I halfway expected Turtledove to turn Pemsel into something like Leo Frankowski's Crosstime Engineer, building a modern, gunpowder-wielding army from scratch. But although some of that sort of world-building happens, it doesn't happen to the extent that I had hoped. Even magic, which is introduced early in the story, is largely ignored except as an obstacle to get around, rather than a means to reproduce an industrial economy, as was done in the Darkness series.
But there are interesting elements of the story. Turtledove's manner of expressing Pemsel's struggles to learn the foreign languages of the fantasy world is particularly well-done, and there isn't much of the typical Turtledove repetition that is particularly common in his multi-volume works.
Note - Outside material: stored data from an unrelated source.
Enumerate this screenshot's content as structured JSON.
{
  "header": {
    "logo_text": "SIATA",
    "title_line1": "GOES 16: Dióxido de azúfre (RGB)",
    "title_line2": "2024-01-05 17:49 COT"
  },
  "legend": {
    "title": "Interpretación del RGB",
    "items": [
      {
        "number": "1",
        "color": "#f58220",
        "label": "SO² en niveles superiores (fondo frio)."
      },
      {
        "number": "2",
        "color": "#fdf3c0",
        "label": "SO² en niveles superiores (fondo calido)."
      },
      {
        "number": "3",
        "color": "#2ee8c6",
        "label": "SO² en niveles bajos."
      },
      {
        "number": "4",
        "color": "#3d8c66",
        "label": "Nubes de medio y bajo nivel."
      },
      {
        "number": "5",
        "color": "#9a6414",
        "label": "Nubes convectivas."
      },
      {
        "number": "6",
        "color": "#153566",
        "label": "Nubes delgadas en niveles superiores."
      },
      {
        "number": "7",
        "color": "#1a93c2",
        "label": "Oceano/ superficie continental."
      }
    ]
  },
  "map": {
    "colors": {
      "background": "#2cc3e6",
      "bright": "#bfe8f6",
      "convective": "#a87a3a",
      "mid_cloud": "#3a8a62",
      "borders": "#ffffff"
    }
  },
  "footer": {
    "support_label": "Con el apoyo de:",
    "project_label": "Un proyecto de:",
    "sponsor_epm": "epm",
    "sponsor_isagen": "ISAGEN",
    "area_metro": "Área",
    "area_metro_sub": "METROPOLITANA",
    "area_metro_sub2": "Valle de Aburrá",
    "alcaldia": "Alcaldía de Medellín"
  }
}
Still, the bad parts outweigh the good. I also must point out that the printing in my copy was crooked, with the blocks of text edging dangerously near the page edge in some places. I'd fault the publisher even more if I didn't know that the company has been around for scarcely more than a decade.
I can't say I recommend this book, except for hard-core Turtledove fans, and I'd recommend even they get this book used or from the library. I'm afraid that this book may do to Night Shade Books what Newt Gingrich's 1945 did for Baen. Baen invested heavily in selling 1945 based on Gingrich's name, but that strategy fared poorly and almost bankrupted the publisher. I sincerely hope that Night Shade did not take a similar approach with Turtledove's name and this book.